Enfance et jeunesse

Olivia Putman grandit à Paris entre sa mère Andrée Putman, designer et son père, Jacques Putman, collectionneur, éditeur et critique d’art. Le cercle familial et ses sorties adolescentes au Palace lui offrent les rencontres artistiques les plus éclectiques. Elle y croise Andy Warhol, Yves Saint Laurent et devient l’amie de Christian Louboutin et Vincent Darré. Cette époque est une phase d’apprentissage intense qui lui ouvre l’œil et l’esprit.


Début de carrière (1987-1993)

Baccalauréat en poche, Olivia Putman s’oriente vers une licence d’histoire de l’art obtenue en 1987 à la Sorbonne. Elle divise alors son temps et son espace de travail entre Paris et New York. Elle rencontre le peintre ivoirien Ouattara Watts, dont elle deviendra l’agent et Jean-Charles de Castelbajac lui présente l’icône de l’art moderne Jean-Michel Basquiat, avec lequel elle restera amie jusqu’à sa mort. Olivia Putman endosse pour la première fois le rôle de commissaire d’exposition pour « Le chiffre dans l’art contemporain », présenté au Parc floral de Paris à Vincennes en 1988.
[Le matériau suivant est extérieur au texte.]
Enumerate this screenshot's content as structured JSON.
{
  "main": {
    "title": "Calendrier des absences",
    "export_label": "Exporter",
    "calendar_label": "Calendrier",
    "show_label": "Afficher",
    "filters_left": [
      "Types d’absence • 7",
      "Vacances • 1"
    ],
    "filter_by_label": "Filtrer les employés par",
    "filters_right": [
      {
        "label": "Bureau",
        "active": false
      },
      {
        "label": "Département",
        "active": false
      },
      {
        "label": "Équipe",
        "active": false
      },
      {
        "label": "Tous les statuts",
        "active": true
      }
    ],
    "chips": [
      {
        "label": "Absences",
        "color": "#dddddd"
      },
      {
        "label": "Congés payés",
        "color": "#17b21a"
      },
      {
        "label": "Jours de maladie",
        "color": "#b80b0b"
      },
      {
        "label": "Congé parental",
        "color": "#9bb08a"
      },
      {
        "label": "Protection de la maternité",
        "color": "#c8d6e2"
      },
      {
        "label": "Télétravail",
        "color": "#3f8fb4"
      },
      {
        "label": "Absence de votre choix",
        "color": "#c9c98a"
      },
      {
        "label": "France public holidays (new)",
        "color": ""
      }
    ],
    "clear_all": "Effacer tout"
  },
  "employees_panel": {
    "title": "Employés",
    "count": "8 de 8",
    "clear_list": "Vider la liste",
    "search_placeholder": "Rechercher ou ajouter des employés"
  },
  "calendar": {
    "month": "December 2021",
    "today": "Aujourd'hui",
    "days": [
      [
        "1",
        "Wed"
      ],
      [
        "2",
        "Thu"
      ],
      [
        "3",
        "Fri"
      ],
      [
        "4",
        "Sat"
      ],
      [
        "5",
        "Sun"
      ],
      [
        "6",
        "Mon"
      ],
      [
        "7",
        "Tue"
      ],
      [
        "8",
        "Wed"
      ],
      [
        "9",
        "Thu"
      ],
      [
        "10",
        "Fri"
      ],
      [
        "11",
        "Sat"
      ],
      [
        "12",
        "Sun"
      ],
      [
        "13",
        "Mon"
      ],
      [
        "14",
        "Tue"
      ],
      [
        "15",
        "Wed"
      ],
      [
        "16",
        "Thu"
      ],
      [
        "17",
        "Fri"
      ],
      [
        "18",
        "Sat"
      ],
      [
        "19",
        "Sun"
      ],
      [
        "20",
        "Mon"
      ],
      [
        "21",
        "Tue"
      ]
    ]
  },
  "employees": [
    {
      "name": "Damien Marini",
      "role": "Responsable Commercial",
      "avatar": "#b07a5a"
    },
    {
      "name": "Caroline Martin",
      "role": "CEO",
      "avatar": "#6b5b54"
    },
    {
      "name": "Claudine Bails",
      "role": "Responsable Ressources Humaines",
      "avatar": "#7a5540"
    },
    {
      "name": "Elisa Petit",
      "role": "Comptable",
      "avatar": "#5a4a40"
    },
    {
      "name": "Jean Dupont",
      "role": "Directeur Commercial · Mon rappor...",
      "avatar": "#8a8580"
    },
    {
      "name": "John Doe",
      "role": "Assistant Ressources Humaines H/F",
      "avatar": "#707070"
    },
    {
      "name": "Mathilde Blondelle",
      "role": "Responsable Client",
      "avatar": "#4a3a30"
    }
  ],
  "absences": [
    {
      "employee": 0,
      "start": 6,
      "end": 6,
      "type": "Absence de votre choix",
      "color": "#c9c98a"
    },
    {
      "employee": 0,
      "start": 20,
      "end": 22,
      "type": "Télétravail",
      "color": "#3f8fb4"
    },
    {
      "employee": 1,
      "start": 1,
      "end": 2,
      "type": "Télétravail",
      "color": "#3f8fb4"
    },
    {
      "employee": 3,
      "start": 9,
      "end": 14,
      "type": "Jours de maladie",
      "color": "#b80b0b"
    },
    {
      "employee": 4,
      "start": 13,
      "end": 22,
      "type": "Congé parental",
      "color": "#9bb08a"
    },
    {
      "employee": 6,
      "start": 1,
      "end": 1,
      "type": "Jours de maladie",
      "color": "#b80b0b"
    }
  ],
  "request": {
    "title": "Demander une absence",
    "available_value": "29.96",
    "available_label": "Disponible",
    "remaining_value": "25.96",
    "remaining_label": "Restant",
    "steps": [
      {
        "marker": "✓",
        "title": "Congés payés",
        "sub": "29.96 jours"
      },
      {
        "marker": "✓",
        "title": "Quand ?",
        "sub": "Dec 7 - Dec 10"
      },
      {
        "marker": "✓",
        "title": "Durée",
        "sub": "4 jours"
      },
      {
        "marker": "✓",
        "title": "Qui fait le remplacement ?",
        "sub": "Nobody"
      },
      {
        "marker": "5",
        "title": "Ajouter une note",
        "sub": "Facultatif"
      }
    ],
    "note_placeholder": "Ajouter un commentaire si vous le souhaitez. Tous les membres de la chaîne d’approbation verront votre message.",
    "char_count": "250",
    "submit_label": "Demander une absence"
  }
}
Dans la lancée de cette première exposition, Olivia Putman s’investit au sein de l’association Usines Ephémères, qui investit des lieux désaffectés et les convertit en ateliers d’artistes et lieux d’exposition. C’est ainsi qu’en 1990 le collectif transforme 15 000 m² de l’ancien hôpital Bretonneau dans le 18ème arrondissement parisien, qui deviendra l’Hôpital éphémère.


Le paysagisme (1994-2006)

Olivia Putman se tourne vers le Land Art, qui la séduit depuis sa rencontre avec Christian Louboutin, passionné de botanique. En 1994, elle travaille avec Jean-Paul Ganem sur des projets de jardins éphémères associant art et agriculture, comme des compositions en plein champ de lin et de lupin à Saint-Juire-Champgillon, en Vendée. Olivia Putman entre dans une phase de création artistique3 qu’elle conforte avec la reprise de ses études en 1995. Elle accompagne pendant deux ans le paysagiste Louis Benech alors qu’il réaménage entre autres le Jardin des Tuileries, au cœur de Paris. En 1997, Olivia Putman se lance à son compte et réalise son premier jardin personnel au Japon. Dès 2000, son travail est récompensé puisque le projet qu’elle imagine pour le parfumeur Caron reçoit le prix Jardin de Rêve au Festival des Jardins de Saint-Cloud. Olivia Putman collabore ponctuellement avec le studio Andrée Putman, pour lequel elle intervient en tant que paysagiste. Elle conçoit entre autres les jardins et terrasses de la Pagoda House à Tel Aviv et de Marc Jacobs à Paris.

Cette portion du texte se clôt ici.